NO INÍCIO…O DIABETES

​Eu nasci em 1991, na época em que se amarrava cachorro com linguiça. Os mais velhos – errr… deixa pra lá! – devem se lembrar dessa época. Fernando Collor de Melo era o presidente, a inflação era maior do que a enfrentada hoje, a moeda era o Cruzeiro Novo (será?), e a situação do país era tenebrosa para quem… bom, na verdade era ruim pra todo o mundo!

​Na época, devido ao congelamento súbito das poupanças – e outros entraves da economia brasileira -, minha mãe perdeu o plano de saúde que tinha. E aí, onde seria possível fazer um pré-natal? Pois é. Santa Casa de Misericórdia de São Paulo (guarde este nome!). Eu nasci ali mesmo.
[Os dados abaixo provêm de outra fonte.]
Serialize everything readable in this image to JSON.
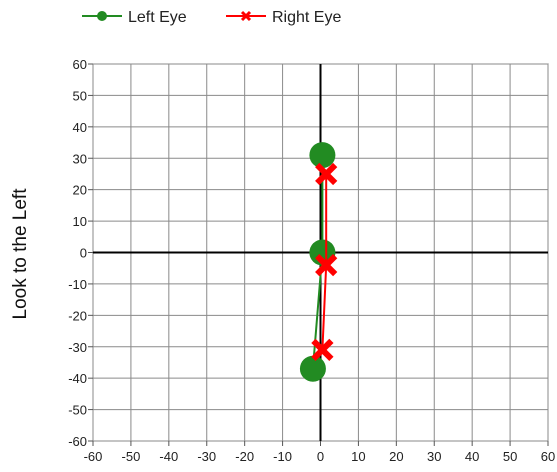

ronaldo wieselberg crianca

​Dois anos depois, minha mãe conta que eu tive uma otite (infecção na orelha) e, depois de algum tempo, comecei com um quadro de muita sede, muito xixi, e comecei a perder peso. Os pediatras diziam que era um quadro infeccioso simples, e que melhoraria com o tempo. Você já viu alguma história assim?

​Um belo dia – na verdade, 19 de setembro de 1993 -, eu simplesmente não acordei. Em pânico, minha mãe correu comigo para o hospital – já mencionado neste texto… – e o chefe do pronto-socorro da pediatria, naquele dia, era um endocrinologista pediátrico. Vendo o quadro, imediatamente solicitou um teste de glicemia… e, bingo!, o monitor não conseguia medir, de tão alta a glicemia. Diabetes mellitus tipo 1.

Foram onze dias em coma. Onze dias durante os quais minha mãe dormiu com a cabeça apoiada nas grades do berço. Onze dias de incerteza. E, então, no décimo-segundo dia, minha mãe conta que acordou com uma mãozinha acariciando os cabelos dela. Eu tinha acordado.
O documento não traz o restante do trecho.